Actress Liv Ullmann will join us for a discussion following the screening, moderated by WGBH Executive Arts Editor Jared Bowen.
Autumn Sonata was the only collaboration between cinema’s two great Bergmans: Ingmar and Ingrid, the monumental star of Casablanca. The grande dame, playing an icy concert pianist, is matched beat for beat in ferocity by the fimmaker’s recurring lead Liv Ullmann, as her eldest daughter. Over the course of a day and a long, painful night that the two spend together after an extended separation, they finally confront the bitter discord of their relationship. This cathartic pas de deux, evocatively shot in burnished harvest colors, ranks among the director’s major dramatic works.
About Liv Ullmann
Norwegian actress Liv Ullmann has been featured in eleven of Ingmar Bergman’s films, including Persona, Cries and Whispers, Scenes from a Marriage and Shame. She has received many international awards, including four Golden Globes, three National Society of Film Critics awards, three New York Film Critics Circle awards, and two Academy Award® nominations for Best Actress.

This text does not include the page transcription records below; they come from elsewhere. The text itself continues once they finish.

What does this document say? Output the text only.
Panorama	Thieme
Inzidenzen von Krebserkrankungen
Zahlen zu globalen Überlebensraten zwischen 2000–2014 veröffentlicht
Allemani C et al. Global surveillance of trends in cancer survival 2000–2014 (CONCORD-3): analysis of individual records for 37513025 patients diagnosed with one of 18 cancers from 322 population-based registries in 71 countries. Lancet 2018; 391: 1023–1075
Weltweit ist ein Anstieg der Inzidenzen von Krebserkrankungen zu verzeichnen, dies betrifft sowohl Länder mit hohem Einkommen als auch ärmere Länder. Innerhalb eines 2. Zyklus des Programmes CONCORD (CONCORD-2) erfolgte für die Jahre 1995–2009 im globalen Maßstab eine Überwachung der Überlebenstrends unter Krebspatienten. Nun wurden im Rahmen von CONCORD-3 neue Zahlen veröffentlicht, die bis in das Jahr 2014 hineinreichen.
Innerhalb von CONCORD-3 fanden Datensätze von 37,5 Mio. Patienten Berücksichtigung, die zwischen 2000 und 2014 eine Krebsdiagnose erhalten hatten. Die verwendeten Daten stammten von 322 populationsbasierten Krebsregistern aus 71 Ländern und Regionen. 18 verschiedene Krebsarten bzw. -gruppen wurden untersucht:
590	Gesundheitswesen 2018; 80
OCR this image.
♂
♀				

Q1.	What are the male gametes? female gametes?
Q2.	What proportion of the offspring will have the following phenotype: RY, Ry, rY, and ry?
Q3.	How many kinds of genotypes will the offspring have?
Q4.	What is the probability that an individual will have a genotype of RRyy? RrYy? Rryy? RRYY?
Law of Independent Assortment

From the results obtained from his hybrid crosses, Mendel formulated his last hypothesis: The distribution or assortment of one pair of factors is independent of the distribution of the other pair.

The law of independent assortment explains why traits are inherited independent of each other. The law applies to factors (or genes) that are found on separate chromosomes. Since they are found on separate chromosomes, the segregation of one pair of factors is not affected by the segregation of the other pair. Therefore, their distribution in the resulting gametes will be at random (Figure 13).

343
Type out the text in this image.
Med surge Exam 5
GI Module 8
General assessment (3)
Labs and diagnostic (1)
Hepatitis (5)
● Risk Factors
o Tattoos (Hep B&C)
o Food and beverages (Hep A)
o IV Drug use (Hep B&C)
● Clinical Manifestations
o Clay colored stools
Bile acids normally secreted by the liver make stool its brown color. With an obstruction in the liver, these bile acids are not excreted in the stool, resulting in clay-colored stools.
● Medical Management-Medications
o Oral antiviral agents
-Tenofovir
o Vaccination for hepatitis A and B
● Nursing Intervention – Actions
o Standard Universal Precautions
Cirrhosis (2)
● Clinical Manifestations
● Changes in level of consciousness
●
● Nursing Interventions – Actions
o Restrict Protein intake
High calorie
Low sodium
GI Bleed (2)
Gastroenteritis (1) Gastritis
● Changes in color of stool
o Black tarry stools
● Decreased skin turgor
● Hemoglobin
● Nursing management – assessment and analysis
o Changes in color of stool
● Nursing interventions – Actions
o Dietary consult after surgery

In the 1990s, Ullmann turned to directing, and has gone on to helm the feature films Sofie (1992), Kristin Lavransdatter (1995), Faithless (In Competition, Cannes Film Festival 2000), and Miss Julie (2014, starring Jessica Chastain and Colin Farrell). Ullmann has also directed numerous critically acclaimed stage plays all over the world, including the sell-out production of A Streetcar Named Desire (starring Cate Blanchett) in New York and Sydney, and Uncle Vanya at the National Theatre in Oslo.
Beyond her film and stage work, Ullmann considers her highest priority to be her avocation for human rights and the empowerment of underprivileged people around the globe. For over 35 years, she has been Vice President International of IRC (International Rescue Committee), the largest non-governmental refugee organization in the world. Twenty years ago, she founded the Women’s Refugee Commission, whose primary mission is dealing with women’s issues in refugee or displaced circumstances.
About the Ingmar Bergman Centennial
This fall, theaters across the greater Boston area will celebrate the 100th birthday of filmmaker Ingmar Bergman with a collaborative retrospective of his work. Together the Brattle Theatre, Coolidge Corner Theatre, and Harvard Film Archive will be hosting over 30 screenings of the filmmaker’s work.
No name is more synonymous with the postwar explosion of international art-house cinema than Ingmar Bergman, a master storyteller who startled the world with his stark intensity and naked pursuit of the most profound metaphysical and spiritual questions. In a career that spanned six decades, Bergman directed dozens of films in an astonishing array of tones, ranging from comedies whose lightness and complexity belie their brooding hearts to groundbreaking formal experiments and excruciatingly intimate explorations of family relationships.